Ouverture des établissements libres : l'Apel satisfaite de la décision du Conseil constitutionnel

L'Apel se félicite de la censure décidée par le Conseil constitutionnel à l'égard de la loi qui habilitait le gouvernement à prendre par ordonnance des mesures pour modifier les conditions d'ouverture des établissements privés.

Le gouvernement souhaitait en effet imposer une autorisation administrative préalable avant toute ouverture d'établissement. Dès l'annonce des intentions du ministère, l'Apel a été la première à manifester sa totale opposition. 

Après avoir pris soin de demander une consultation juridique auprès de Guillaume Drago, professeur de droit public , nous avons attiré l'attention des parlementaires et leur avons donné notre analyse.

Le gouvernement ayant maintenu sa position, le texte de loi a malgré tout été définitivement adopté par le Parlement, le 22 décembre 2016. Mais, comme le souhaitait l'Apel, de nombreux parlementaires ont déposé une saisine du Conseil constitutionnel.

Le Conseil constitutionnel protège la liberté d'enseignement

Celui-ci vient de rendre son avis et nous sommes heureux de vous annoncer que l'article incriminé a été censuré. L'habilitation, que la loi avait donnée au gouvernement pour remplacer le régime d'ouverture des établissements privés, a été jugée contraire à la Constitution.

Le Conseil constitutionnel s'est prononcé sur l'article 39, figurant au sein du titre Ier de la loi, qui habilitait le Gouvernement à prendre par ordonnance les mesures nécessaires pour remplacer, dans le code de l'éducation, les régimes de déclaration d'ouverture préalable des établissements privés d'enseignement scolaire par un régime d'autorisation. 

Le Conseil constitutionnel a jugé que, eu égard à l'atteinte susceptible d'être portée à la liberté de l'enseignement par la mise en place d'un régime d'autorisation administrative, le législateur, en confiant au Gouvernement sans autre indication le soin de préciser « les motifs pour lesquels les autorités compétentes peuvent refuser d'autoriser l'ouverture » de tels établissements, a insuffisamment précisé les finalités des mesures susceptibles d'être prises par voie d'ordonnance. 

Le Conseil a ainsi censuré l'insuffisante précision de l'habilitation donnée au Gouvernement.

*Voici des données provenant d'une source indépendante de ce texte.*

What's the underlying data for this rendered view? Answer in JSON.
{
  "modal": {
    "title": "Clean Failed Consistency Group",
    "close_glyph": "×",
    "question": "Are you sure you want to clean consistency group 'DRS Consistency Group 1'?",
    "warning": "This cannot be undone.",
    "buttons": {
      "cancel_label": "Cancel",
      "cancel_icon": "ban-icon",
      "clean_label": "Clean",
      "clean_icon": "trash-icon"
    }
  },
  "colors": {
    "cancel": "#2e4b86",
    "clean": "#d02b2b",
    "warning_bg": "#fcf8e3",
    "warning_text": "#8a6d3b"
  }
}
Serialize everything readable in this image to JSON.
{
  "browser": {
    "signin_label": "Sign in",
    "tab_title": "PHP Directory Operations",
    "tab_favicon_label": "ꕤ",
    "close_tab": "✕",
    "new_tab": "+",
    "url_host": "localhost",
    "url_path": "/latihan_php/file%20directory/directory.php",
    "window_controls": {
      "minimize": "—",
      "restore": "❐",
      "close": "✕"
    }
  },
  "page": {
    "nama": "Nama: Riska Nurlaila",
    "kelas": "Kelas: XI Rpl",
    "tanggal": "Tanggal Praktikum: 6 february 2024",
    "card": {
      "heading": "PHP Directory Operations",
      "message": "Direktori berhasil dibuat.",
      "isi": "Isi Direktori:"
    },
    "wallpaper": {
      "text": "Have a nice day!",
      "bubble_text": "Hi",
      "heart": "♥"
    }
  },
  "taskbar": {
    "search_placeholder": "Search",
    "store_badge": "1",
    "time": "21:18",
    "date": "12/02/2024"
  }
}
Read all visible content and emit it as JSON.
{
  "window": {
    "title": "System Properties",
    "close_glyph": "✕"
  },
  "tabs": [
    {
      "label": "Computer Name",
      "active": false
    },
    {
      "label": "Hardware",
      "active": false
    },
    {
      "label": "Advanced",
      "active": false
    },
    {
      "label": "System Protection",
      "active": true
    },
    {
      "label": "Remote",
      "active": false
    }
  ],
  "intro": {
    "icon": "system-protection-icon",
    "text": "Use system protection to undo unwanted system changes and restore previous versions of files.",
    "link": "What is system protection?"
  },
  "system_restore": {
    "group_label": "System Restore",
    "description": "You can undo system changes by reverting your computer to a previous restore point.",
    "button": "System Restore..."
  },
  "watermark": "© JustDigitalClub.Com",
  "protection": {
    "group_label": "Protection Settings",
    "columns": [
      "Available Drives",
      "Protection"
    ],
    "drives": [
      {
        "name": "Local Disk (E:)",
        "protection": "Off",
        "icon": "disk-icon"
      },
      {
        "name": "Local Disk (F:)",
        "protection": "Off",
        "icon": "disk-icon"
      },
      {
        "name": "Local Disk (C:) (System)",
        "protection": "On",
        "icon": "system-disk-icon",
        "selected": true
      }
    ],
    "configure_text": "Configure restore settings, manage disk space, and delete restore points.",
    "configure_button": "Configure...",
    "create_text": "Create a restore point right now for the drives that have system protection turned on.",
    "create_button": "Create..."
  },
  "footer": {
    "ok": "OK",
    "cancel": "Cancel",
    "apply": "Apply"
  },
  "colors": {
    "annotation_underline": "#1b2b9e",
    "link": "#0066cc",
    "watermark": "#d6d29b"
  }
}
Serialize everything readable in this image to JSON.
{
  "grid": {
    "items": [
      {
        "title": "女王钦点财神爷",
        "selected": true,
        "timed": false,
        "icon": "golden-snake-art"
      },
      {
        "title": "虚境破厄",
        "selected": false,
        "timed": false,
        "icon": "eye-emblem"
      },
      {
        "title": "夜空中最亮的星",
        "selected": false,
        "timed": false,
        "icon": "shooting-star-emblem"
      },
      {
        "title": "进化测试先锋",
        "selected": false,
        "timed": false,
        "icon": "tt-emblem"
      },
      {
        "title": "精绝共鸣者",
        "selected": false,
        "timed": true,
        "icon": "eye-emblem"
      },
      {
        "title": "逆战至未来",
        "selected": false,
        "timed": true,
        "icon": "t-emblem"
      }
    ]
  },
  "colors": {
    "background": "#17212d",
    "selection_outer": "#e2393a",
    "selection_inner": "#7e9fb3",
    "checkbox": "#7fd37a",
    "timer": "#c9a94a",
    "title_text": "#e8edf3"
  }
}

Il n'a pas pris position sur le principe de la substitution d'un régime d'autorisation à un régime de déclaration préalable. 

 

Nous sommes très satisfaits de cette décision. L'Apel restera vigilante sur cette question Nous avons mené et mènerons toujours les combats nécessaires pour la liberté d'enseignement et donc pour une vraie liberté de choix des familles.